Table 3.2 Evolution of health education within Australia

Stage Focus of public health Focus of health education

1. Education through health information

• The ‘medical model’ prevails. Health experts and authorities were perceived as being invested with all pertinent knowledge, and health-care workers were seen as the prime group responsible for the health of individuals in society.

• Education is based on the assumption that if the relevant information is placed before an individual, that person will, almost unquestionably, adopt the appropriate 'knowledge, attitudes and behaviour' to do as expected.

2. Education through varied audio-visual channels

• In response to poor patient compliance, health educators became more creative about enabling patients to more effectively hear and act upon the information that they ‘needed’.

• Pertinent information was presented in alternative forms, trying to tap into whatever cues the person responded to. Skill development was based upon the assumption that desired

behaviour would follow. Talking heads, lots of jargon and uninspiring print material dominated.

3. Education through incorporating adult learning principles

• There is a recognition that people could change their health-related behaviour, but not on their own terms.

• Health educators had to develop facilitation skills to enable individuals to develop more self-reliance and responsibility for their health. • It was often characterised by victim-

blaming because it was premised on change as a voluntary choice.

4. Education for health within the Ottawa Charter framework

• Health is an outcome of interacting social and environmental factors as opposed to the medical concept of single causative agents in disease.

• Health is no longer focused on disease prevention or management, but instead acknowledges that determinants of health are social and environmental.

• Knowledge is no longer the key, which is rather taking control of and improving one’s own health.
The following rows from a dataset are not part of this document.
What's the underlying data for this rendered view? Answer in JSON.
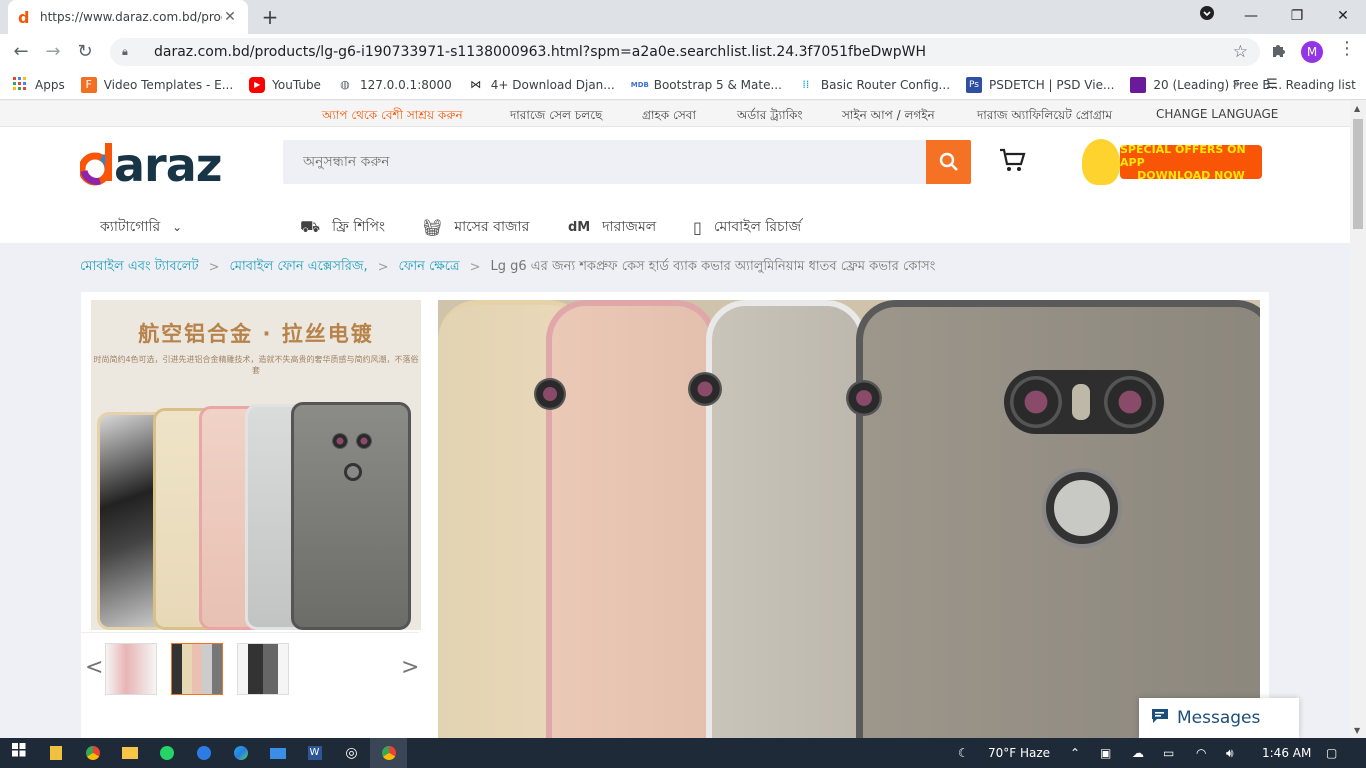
{
  "browser": {
    "tab_favicon": "d",
    "tab_title": "https://www.daraz.com.bd/produ",
    "url": "daraz.com.bd/products/lg-g6-i190733971-s1138000963.html?spm=a2a0e.searchlist.list.24.3f7051fbeDwpWH",
    "profile_initial": "M",
    "bookmarks": [
      {
        "label": "Apps",
        "icon": "apps-grid-icon"
      },
      {
        "label": "Video Templates - E...",
        "icon": "video-templates-icon"
      },
      {
        "label": "YouTube",
        "icon": "youtube-icon"
      },
      {
        "label": "127.0.0.1:8000",
        "icon": "globe-icon"
      },
      {
        "label": "4+ Download Djan...",
        "icon": "bowtie-icon"
      },
      {
        "label": "Bootstrap 5 & Mate...",
        "icon": "mdb-icon"
      },
      {
        "label": "Basic Router Config...",
        "icon": "cisco-icon"
      },
      {
        "label": "PSDETCH | PSD Vie...",
        "icon": "photoshop-icon"
      },
      {
        "label": "20 (Leading) Free B...",
        "icon": "colorlib-icon"
      }
    ],
    "reading_list": "Reading list"
  },
  "topbar": {
    "app_offer": "অ্যাপ থেকে বেশী সাশ্রয় করুন",
    "sell": "দারাজে সেল চলছে",
    "customer_care": "গ্রাহক সেবা",
    "order_tracking": "অর্ডার ট্র্যাকিং",
    "signup_login": "সাইন আপ / লগইন",
    "affiliate": "দারাজ অ্যাফিলিয়েট প্রোগ্রাম",
    "change_language": "CHANGE LANGUAGE"
  },
  "header": {
    "logo_text": "daraz",
    "search_placeholder": "অনুসন্ধান করুন",
    "promo_line1": "SPECIAL OFFERS ON APP",
    "promo_line2": "DOWNLOAD NOW"
  },
  "catbar": {
    "categories": "ক্যাটাগোরি",
    "free_shipping": "ফ্রি শিপিং",
    "monthly_bazar": "মাসের বাজার",
    "daraz_mall": "দারাজমল",
    "mobile_recharge": "মোবাইল রিচার্জ"
  },
  "breadcrumb": {
    "items": [
      "মোবাইল এবং ট্যাবলেট",
      "মোবাইল ফোন এক্সেসরিজ,",
      "ফোন ক্ষেত্রে"
    ],
    "current": "Lg g6 এর জন্য শকপ্রুফ কেস হার্ড ব্যাক কভার অ্যালুমিনিয়াম ধাতব ফ্রেম কভার কোসং"
  },
  "gallery": {
    "title": "航空铝合金 · 拉丝电镀",
    "subtitle": "时尚简约4色可选，引进先进铝合金精雕技术，造就不失高贵的奢华质感与简约风潮，不落俗套",
    "thumbnail_count": 3,
    "active_thumbnail": 2
  },
  "messages": {
    "label": "Messages"
  },
  "taskbar": {
    "weather": "70°F  Haze",
    "time": "1:46 AM"
  }
}
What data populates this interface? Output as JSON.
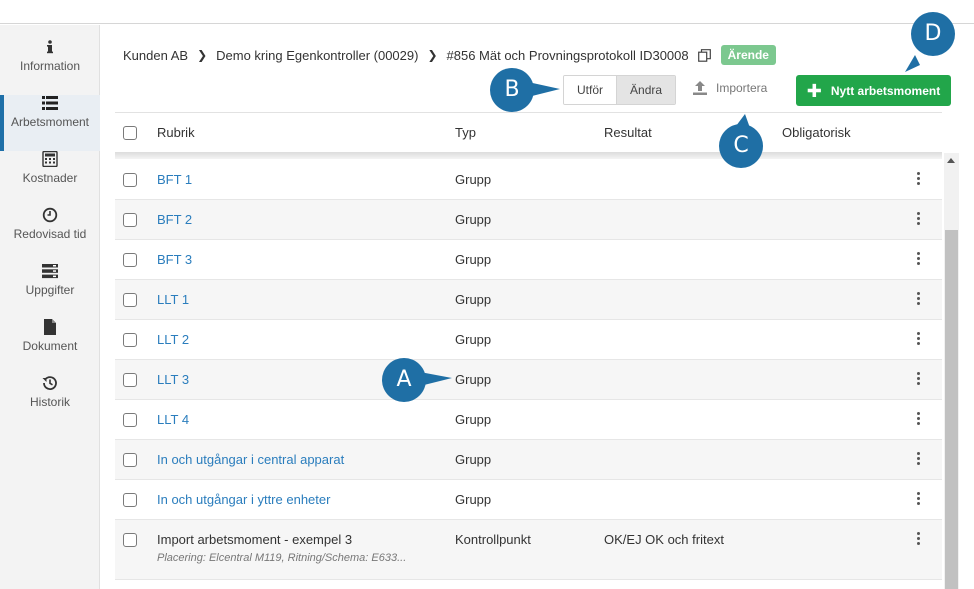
{
  "sidebar": {
    "items": [
      {
        "label": "Information",
        "icon": "info-icon"
      },
      {
        "label": "Arbetsmoment",
        "icon": "list-icon",
        "active": true
      },
      {
        "label": "Kostnader",
        "icon": "calculator-icon"
      },
      {
        "label": "Redovisad tid",
        "icon": "clock-icon"
      },
      {
        "label": "Uppgifter",
        "icon": "tasks-icon"
      },
      {
        "label": "Dokument",
        "icon": "document-icon"
      },
      {
        "label": "Historik",
        "icon": "history-icon"
      }
    ]
  },
  "breadcrumb": {
    "customer": "Kunden AB",
    "project": "Demo kring Egenkontroller (00029)",
    "protocol": "#856 Mät och Provningsprotokoll ID30008",
    "badge": "Ärende"
  },
  "toolbar": {
    "mode_perform": "Utför",
    "mode_edit": "Ändra",
    "import_label": "Importera",
    "new_label": "Nytt arbetsmoment"
  },
  "table": {
    "headers": {
      "rubrik": "Rubrik",
      "typ": "Typ",
      "resultat": "Resultat",
      "obligatorisk": "Obligatorisk"
    },
    "rows": [
      {
        "rubrik": "BFT 1",
        "typ": "Grupp",
        "resultat": "",
        "link": true
      },
      {
        "rubrik": "BFT 2",
        "typ": "Grupp",
        "resultat": "",
        "link": true
      },
      {
        "rubrik": "BFT 3",
        "typ": "Grupp",
        "resultat": "",
        "link": true
      },
      {
        "rubrik": "LLT 1",
        "typ": "Grupp",
        "resultat": "",
        "link": true
      },
      {
        "rubrik": "LLT 2",
        "typ": "Grupp",
        "resultat": "",
        "link": true
      },
      {
        "rubrik": "LLT 3",
        "typ": "Grupp",
        "resultat": "",
        "link": true
      },
      {
        "rubrik": "LLT 4",
        "typ": "Grupp",
        "resultat": "",
        "link": true
      },
      {
        "rubrik": "In och utgångar i central apparat",
        "typ": "Grupp",
        "resultat": "",
        "link": true
      },
      {
        "rubrik": "In och utgångar i yttre enheter",
        "typ": "Grupp",
        "resultat": "",
        "link": true
      },
      {
        "rubrik": "Import arbetsmoment - exempel 3",
        "sub": "Placering: Elcentral M119, Ritning/Schema: E633...",
        "typ": "Kontrollpunkt",
        "resultat": "OK/EJ OK och fritext",
        "link": false
      }
    ]
  },
  "callouts": {
    "a": "A",
    "b": "B",
    "c": "C",
    "d": "D"
  },
  "colors": {
    "accent": "#1e6fa8",
    "primary_button": "#22a64a",
    "badge": "#7cc88f",
    "link": "#2a7dbd",
    "callout": "#1f6fa5"
  }
}
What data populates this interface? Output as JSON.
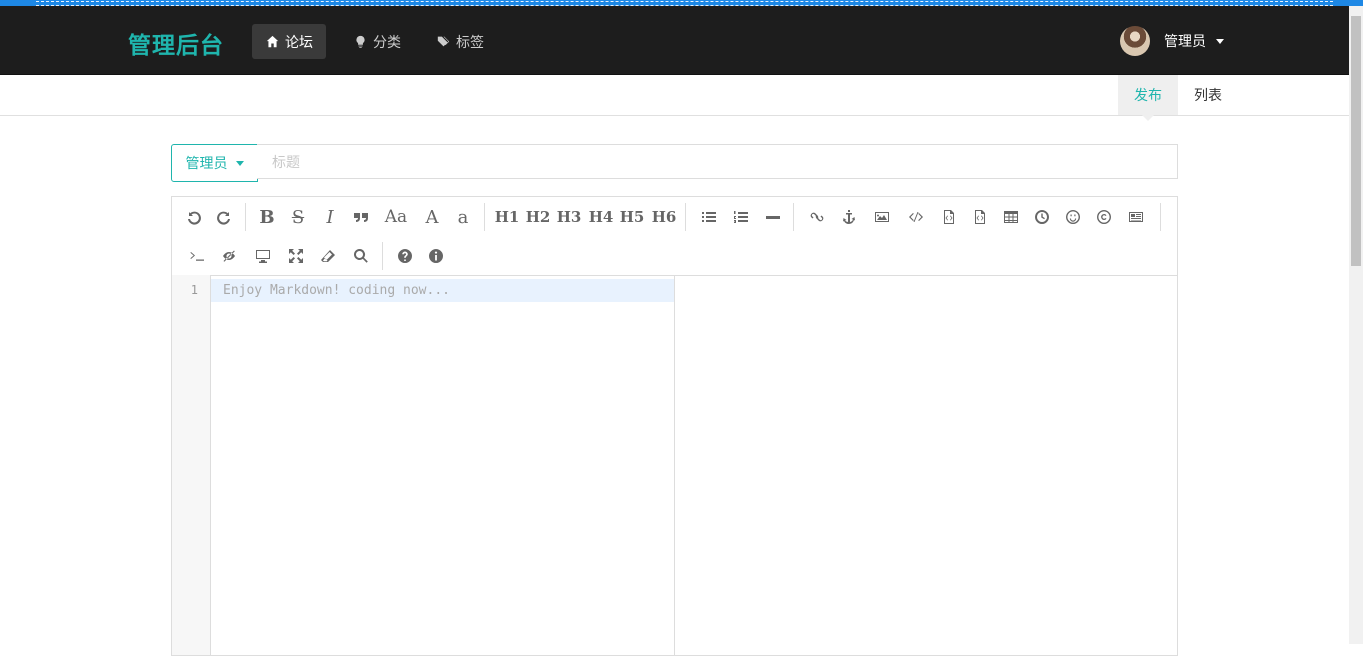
{
  "brand": "管理后台",
  "nav": [
    {
      "label": "论坛",
      "icon": "home-icon",
      "active": true
    },
    {
      "label": "分类",
      "icon": "lightbulb-icon",
      "active": false
    },
    {
      "label": "标签",
      "icon": "tags-icon",
      "active": false
    }
  ],
  "user": {
    "name": "管理员"
  },
  "subnav": [
    {
      "label": "发布",
      "active": true
    },
    {
      "label": "列表",
      "active": false
    }
  ],
  "category": {
    "selected": "管理员"
  },
  "title_input": {
    "placeholder": "标题",
    "value": ""
  },
  "toolbar": {
    "heading_labels": [
      "H1",
      "H2",
      "H3",
      "H4",
      "H5",
      "H6"
    ],
    "format_labels": {
      "bold": "B",
      "strike": "S",
      "italic": "I",
      "case": "Aa",
      "upper": "A",
      "lower": "a"
    }
  },
  "editor": {
    "line_number": "1",
    "placeholder": "Enjoy Markdown! coding now..."
  },
  "colors": {
    "accent": "#1fb5ad",
    "navbar": "#1d1d1d"
  }
}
Davis, Linford and Williams (1997), in discussing health education for young people and exploring these ‘new tools’ for health educators, explore the relationship between curriculum and life practices. They challenge health education to be empowering and

enriching by:

recognising that young people are a part of the community and are entitled to have input;

encouraging young people to take an empowering role and political action; enabling young people to decide their own priorities and needs;

viewing health education as a lived experience and as a social activity (p.97).

Health promotion is put forward as the ‘new’ public health, and there is a relationship between the development of health policy and health education. The emergence of the settings approach in health promotion has lead to, in particular, a focus on schools as health promotion sites and therefore the development of the health promoting school.